Publication Abstract from PubMed
Transglutaminase (TGase) enzymes catalyze the formation of covalent cross-links between protein-bound glutamines and lysines in a calcium-dependent manner, but the role of Ca(2+) ions remains unclear. The TGase 3 isoform is widely expressed and is important for epithelial barrier formation. It is a zymogen, requiring proteolysis for activity. We have solved the three-dimensional structures of the zymogen and the activated forms at 2.2 and 2.1 A resolution, respectively, and examined the role of Ca(2+) ions. The zymogen binds one ion tightly that cannot be exchanged. Upon proteolysis, the enzyme exothermally acquires two more Ca(2+) ions that activate the enzyme, are exchangeable and are functionally replaceable by other lanthanide trivalent cations. Binding of a Ca(2+) ion at one of these sites opens a channel which exposes the key Trp236 and Trp327 residues that control substrate access to the active site.
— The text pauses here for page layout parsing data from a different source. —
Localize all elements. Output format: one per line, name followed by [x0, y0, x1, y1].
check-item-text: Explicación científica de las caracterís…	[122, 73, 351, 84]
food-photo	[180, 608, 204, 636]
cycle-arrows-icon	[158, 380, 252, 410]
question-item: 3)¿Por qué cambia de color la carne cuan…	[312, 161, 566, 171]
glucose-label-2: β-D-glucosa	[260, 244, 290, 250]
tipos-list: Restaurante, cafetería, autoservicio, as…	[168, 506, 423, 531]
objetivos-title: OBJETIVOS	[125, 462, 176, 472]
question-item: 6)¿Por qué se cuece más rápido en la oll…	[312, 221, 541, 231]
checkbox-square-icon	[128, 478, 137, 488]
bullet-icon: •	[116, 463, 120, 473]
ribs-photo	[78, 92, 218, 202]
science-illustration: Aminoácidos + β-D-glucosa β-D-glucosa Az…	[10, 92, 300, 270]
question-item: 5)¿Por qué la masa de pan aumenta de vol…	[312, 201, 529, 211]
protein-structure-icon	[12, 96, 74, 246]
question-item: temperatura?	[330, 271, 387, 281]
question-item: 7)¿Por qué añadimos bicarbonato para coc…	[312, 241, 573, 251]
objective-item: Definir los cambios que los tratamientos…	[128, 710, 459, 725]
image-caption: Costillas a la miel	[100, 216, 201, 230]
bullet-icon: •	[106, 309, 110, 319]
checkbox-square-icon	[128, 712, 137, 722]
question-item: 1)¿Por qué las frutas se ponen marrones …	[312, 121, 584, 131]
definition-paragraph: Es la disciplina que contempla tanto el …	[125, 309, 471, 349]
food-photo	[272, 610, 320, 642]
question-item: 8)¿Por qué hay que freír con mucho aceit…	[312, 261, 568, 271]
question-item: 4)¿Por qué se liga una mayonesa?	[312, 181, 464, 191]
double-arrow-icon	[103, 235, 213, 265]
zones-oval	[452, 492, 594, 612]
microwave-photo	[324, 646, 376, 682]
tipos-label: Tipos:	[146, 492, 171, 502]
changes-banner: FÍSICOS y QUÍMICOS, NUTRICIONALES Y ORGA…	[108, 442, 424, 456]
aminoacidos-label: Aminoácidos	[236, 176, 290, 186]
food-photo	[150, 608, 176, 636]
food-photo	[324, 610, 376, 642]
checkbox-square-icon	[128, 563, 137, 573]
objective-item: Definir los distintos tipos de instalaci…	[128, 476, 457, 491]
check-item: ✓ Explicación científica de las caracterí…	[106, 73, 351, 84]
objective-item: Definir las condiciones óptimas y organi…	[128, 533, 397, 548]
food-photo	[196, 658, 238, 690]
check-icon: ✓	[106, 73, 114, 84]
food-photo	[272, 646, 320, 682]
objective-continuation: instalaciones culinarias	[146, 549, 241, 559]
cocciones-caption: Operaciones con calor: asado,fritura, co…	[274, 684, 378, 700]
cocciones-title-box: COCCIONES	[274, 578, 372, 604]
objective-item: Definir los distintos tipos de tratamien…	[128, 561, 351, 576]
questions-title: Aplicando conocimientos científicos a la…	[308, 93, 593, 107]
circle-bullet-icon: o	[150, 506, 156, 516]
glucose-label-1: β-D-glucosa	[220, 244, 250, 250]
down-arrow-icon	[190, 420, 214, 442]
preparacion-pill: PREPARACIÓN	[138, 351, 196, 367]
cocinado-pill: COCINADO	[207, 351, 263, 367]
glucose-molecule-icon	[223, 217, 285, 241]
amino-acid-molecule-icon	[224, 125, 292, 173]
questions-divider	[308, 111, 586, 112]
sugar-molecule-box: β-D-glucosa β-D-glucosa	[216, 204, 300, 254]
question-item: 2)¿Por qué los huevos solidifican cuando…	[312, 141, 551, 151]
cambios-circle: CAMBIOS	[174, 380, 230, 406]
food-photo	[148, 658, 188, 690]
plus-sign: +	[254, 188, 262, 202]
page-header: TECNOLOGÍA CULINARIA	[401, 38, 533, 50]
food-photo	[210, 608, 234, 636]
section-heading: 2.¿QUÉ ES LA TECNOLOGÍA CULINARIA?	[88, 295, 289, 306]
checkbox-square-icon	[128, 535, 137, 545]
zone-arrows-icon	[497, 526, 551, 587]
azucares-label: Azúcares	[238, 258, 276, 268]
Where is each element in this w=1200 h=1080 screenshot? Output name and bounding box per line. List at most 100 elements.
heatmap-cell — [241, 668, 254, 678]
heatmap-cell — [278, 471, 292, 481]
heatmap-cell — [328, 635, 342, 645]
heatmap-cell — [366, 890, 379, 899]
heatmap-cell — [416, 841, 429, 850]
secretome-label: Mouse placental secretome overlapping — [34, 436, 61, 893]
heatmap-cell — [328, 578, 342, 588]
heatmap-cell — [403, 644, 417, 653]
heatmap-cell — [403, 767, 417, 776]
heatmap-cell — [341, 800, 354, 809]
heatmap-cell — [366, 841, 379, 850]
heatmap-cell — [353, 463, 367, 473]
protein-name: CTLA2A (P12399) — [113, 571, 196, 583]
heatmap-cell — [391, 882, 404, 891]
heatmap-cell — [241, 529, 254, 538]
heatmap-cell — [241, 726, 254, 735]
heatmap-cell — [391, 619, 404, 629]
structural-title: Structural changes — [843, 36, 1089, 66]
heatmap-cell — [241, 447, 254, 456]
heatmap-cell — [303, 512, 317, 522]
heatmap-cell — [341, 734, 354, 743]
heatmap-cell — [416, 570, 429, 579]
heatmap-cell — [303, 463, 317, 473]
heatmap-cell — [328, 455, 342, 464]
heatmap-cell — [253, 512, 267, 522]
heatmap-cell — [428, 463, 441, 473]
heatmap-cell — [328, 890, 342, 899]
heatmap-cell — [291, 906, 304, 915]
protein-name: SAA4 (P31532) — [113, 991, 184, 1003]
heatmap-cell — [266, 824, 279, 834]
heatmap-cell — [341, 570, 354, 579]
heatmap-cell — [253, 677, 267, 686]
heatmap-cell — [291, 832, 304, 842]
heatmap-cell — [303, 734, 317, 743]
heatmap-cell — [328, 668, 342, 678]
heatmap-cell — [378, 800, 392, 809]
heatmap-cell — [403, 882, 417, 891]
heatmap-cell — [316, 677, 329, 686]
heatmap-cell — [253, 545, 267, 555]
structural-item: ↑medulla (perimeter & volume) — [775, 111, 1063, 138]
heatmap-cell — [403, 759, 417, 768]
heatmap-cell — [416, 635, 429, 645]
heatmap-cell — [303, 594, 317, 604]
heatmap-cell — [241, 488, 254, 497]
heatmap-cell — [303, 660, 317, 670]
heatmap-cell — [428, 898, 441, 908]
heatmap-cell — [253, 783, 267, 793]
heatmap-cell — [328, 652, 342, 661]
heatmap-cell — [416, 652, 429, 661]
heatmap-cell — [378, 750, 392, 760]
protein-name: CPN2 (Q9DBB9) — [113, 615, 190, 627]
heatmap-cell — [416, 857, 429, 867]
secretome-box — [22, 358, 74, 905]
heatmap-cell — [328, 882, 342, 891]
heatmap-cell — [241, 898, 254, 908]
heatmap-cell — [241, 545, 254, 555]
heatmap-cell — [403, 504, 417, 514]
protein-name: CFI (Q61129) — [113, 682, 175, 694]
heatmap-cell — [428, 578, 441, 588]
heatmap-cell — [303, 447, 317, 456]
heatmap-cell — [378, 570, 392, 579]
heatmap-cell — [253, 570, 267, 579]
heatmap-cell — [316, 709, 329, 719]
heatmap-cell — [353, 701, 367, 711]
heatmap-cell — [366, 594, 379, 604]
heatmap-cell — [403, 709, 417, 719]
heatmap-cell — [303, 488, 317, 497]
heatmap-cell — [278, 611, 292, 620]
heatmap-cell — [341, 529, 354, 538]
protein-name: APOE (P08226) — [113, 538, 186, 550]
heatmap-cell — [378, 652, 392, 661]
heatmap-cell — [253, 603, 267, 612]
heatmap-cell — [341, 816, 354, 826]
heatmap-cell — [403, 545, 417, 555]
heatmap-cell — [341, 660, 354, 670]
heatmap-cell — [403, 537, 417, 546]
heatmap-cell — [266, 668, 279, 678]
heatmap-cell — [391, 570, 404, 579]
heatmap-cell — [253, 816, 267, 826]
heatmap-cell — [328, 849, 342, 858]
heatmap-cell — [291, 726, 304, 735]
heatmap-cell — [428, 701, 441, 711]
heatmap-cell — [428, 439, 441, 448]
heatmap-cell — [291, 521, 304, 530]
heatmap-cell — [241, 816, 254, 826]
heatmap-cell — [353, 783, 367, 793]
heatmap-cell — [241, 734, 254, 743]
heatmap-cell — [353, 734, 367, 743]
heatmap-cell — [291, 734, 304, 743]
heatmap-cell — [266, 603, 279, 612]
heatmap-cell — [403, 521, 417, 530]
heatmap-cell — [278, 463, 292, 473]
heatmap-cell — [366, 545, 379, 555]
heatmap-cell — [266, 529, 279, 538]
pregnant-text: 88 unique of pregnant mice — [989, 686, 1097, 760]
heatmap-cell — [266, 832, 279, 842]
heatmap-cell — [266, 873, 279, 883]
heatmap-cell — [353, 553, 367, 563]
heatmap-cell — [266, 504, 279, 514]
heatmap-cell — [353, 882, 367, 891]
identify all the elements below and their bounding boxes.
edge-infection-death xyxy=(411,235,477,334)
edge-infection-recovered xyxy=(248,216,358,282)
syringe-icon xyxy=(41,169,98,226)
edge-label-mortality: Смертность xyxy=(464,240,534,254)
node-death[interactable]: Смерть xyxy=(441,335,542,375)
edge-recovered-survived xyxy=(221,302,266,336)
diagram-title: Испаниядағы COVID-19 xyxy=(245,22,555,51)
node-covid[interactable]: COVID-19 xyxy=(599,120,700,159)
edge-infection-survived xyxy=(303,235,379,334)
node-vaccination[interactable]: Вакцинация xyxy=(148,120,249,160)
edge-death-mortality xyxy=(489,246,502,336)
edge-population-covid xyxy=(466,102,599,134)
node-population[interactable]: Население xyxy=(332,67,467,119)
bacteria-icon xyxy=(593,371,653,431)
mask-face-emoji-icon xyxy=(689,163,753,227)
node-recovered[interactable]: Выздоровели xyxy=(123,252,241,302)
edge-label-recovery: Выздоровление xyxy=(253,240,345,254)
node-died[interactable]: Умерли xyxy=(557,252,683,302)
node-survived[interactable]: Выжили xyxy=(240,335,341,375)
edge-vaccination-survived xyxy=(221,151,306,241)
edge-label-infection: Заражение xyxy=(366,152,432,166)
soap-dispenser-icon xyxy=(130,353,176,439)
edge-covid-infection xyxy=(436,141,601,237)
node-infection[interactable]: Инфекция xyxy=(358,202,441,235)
Together, these biochemical and structural data reveal for the first time in a TGase enzyme that Ca(2+) ions induce structural changes which at least in part dictate activity and, moreover, may confer substrate specificity.
Three-dimensional structure of the human transglutaminase 3 enzyme: binding of calcium ions changes structure for activation.,Ahvazi B, Kim HC, Kee SH, Nemes Z, Steinert PM EMBO J. 2002 May 1;21(9):2055-67. PMID:11980702
From MEDLINE®/PubMed®, a database of the U.S. National Library of Medicine.